Granby nodded; he seemed not the least nonplussed at answering to her. Neither did Tharkay, who had been persuaded to stay on at least a little longer, as one of the few of them with any influence upon the ferals at all. He rather looked mostly amused, in his secretive way, once past the inquiring glance which he had first cast at Laurence: as Jane had insisted upon being taken to the newcome dragons at once, there had been no chance for Laurence to give Tharkay a private caution in advance of their meeting. He did not reveal any surprise, however, but only made her a polite bow, and performed the introductions quite calmly.

Arkady and his band had made very little less confusion of their own clearings than Iskierka, preferring to knock down all the trees between and cluster together in a great heap. The chill of the December air did not trouble them, used as they were to the vastly colder regions of the Pamirs, but they spoke disapprovingly of the dampness, and on understanding that here before them was the senior officer of the covert, at once demanded from her an accounting of the promised cows, one apiece daily, by which they had been lured into service.

“They make the position that if they do not happen to eat the cows upon a given day, still they are owed the cattle, which they may call in at a future time,” Tharkay explained, provoking Jane’s deep laugh.
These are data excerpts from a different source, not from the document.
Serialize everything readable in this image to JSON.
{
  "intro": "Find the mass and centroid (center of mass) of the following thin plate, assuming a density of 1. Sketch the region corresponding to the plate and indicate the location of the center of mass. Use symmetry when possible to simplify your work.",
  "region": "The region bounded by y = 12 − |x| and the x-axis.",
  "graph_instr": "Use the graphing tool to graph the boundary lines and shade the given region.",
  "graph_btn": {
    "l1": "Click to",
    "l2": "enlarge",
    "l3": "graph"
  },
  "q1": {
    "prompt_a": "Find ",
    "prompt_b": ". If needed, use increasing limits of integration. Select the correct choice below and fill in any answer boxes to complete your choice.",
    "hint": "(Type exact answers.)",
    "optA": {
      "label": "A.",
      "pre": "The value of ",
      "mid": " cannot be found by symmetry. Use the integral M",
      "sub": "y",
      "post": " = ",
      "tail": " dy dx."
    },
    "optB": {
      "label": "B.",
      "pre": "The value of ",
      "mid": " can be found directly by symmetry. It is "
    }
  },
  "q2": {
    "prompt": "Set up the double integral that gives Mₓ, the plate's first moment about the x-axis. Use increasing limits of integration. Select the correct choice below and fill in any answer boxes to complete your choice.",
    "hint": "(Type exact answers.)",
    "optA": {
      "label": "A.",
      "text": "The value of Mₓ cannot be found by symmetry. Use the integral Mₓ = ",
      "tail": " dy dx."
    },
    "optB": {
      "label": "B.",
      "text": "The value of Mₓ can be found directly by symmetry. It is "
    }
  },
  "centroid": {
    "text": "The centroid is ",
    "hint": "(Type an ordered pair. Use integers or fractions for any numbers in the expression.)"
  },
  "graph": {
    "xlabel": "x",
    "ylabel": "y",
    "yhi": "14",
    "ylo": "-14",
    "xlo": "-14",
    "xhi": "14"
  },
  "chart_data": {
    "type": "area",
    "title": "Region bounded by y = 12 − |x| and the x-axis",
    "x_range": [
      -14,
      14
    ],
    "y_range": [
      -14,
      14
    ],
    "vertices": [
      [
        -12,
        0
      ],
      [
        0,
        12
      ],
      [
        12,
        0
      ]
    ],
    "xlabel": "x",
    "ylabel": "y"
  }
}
“Tell them they shall have as much as they like to eat on any occasion, and if they are too suspicious for that to satisfy them, we shall make them a tally: they may each of them take one of these logs they have knocked about over to the feeding pens, and mark it when they take a cow,” Jane said, more merry than offended at being met with such negotiations. “Pray ask will they agree to a rate of exchange, two hogs for a cow, or two sheep, should we bring in some variety?”
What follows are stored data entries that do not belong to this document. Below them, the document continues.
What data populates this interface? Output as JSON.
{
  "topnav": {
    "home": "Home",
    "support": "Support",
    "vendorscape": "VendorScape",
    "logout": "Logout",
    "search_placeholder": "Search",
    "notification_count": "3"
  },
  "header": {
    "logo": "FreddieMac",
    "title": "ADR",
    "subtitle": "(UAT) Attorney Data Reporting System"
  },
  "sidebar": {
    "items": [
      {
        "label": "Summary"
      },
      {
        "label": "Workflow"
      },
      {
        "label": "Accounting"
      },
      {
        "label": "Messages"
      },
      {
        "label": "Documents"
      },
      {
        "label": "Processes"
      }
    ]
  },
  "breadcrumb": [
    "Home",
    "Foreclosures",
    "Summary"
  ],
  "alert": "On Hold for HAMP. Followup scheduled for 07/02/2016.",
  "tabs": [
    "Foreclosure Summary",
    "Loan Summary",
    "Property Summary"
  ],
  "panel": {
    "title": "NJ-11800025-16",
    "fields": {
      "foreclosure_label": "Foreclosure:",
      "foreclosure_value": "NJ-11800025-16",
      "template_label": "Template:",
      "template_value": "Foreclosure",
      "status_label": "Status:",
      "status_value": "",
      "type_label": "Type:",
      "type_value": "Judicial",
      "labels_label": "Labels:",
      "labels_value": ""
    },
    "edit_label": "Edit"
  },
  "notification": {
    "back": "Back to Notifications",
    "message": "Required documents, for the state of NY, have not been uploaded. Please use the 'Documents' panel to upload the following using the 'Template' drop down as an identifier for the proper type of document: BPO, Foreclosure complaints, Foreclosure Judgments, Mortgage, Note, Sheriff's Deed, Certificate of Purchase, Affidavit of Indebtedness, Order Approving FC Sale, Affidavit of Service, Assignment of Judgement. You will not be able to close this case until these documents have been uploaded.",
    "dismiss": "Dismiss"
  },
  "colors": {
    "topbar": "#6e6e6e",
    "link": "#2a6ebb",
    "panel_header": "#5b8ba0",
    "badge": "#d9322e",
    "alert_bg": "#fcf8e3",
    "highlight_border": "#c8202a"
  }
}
The ferals put their heads together and muttered and hissed and whistled amongst themselves, in a cacophony made private only by the obscurity of their language, and finally Arkady turned back and professed himself willing to settle on the trade agreement, except that he insisted goats should be three to a cow, they having some contempt for that animal, more easily obtained in their former homeland and likely there to be scrawny.
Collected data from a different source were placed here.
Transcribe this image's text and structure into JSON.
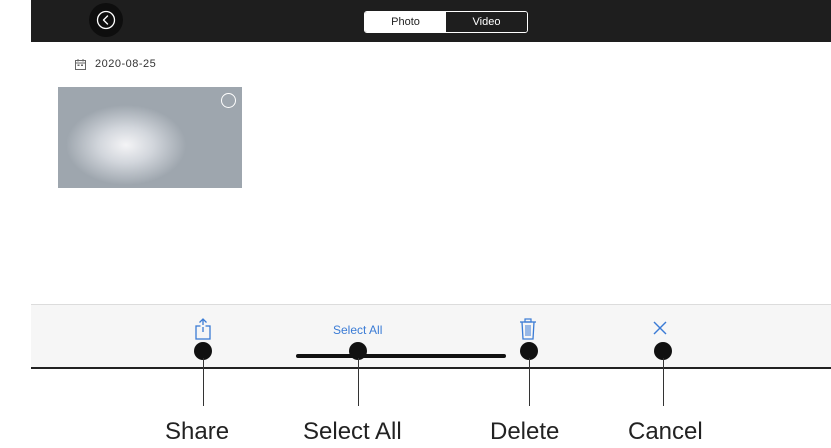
{
  "header": {
    "back_icon": "back-circle-icon",
    "tabs": [
      {
        "label": "Photo",
        "active": true
      },
      {
        "label": "Video",
        "active": false
      }
    ]
  },
  "gallery": {
    "date_icon": "calendar-icon",
    "date": "2020-08-25",
    "items": [
      {
        "type": "photo",
        "selected": false
      }
    ]
  },
  "toolbar": {
    "share_icon": "share-icon",
    "select_all_label": "Select All",
    "delete_icon": "trash-icon",
    "cancel_icon": "close-icon"
  },
  "callouts": {
    "share": "Share",
    "select_all": "Select All",
    "delete": "Delete",
    "cancel": "Cancel"
  },
  "colors": {
    "header_bg": "#1e1e1e",
    "accent": "#3a7bd5",
    "toolbar_bg": "#f6f6f6"
  }
}
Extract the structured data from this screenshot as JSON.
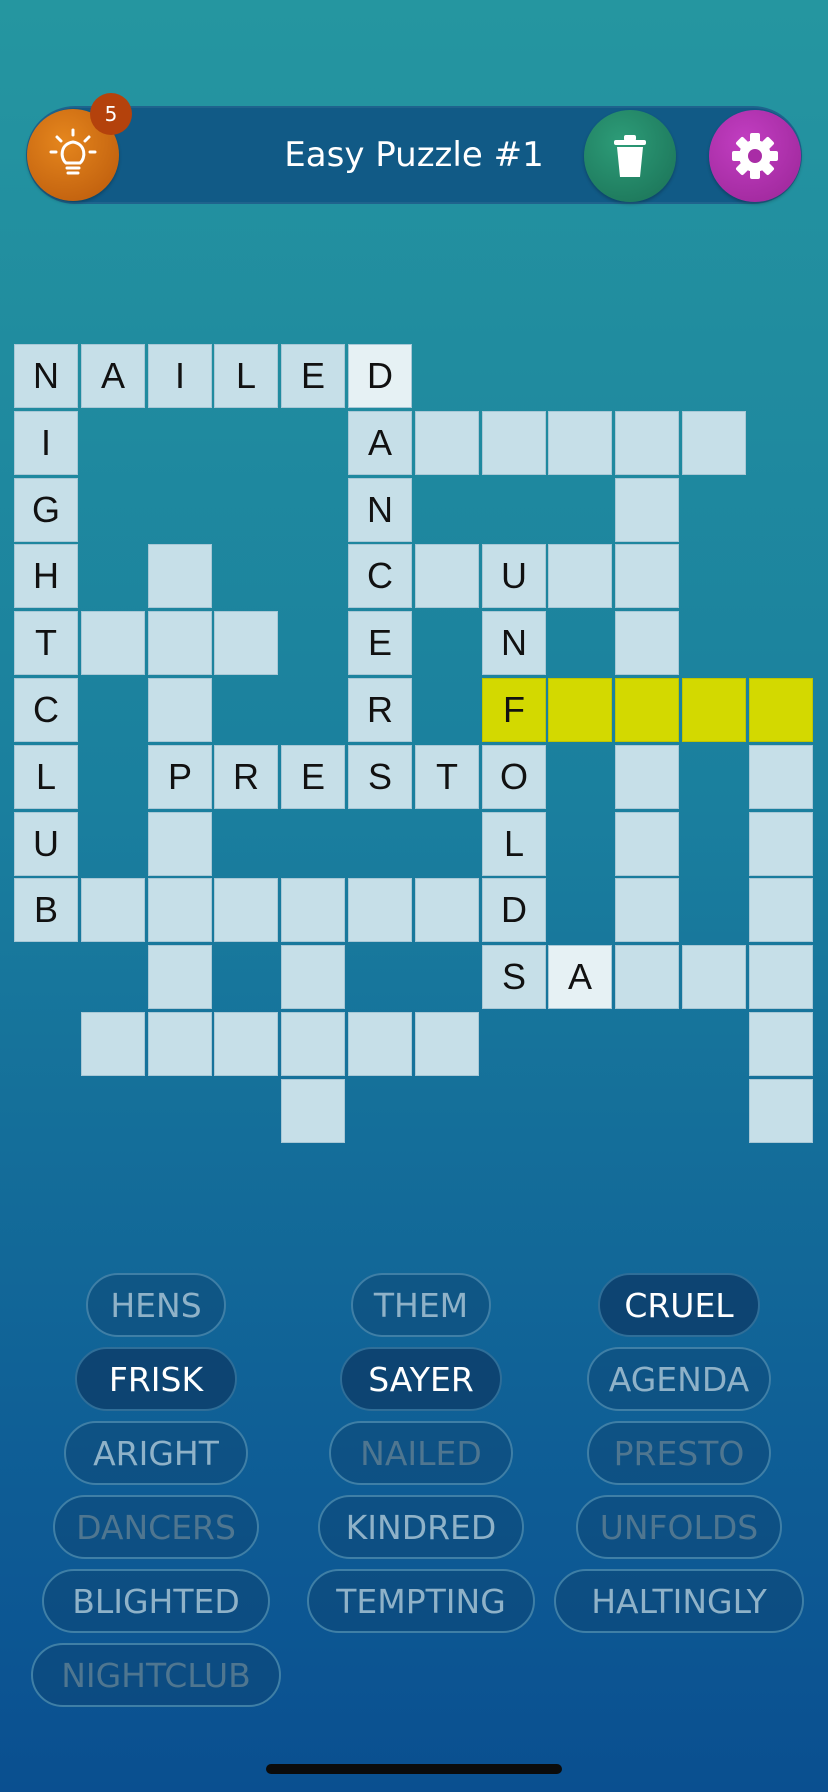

Jane bowed to him to seal the arrangement, and he bobbed his head back, his expression deeply satisfied, and rendered all the more piratical by the red splash of mongrel color which covered one of his eyes and spilled down his neck. “They are a gang of ruffians and make no mistake,” Jane said, as she led them back towards her offices, “but I have no doubt of their flying, at any rate: with that sort of wiry muscle they will go in circles around anything in their weight-class, or over it, and I am happy to stuff their bellies for them.”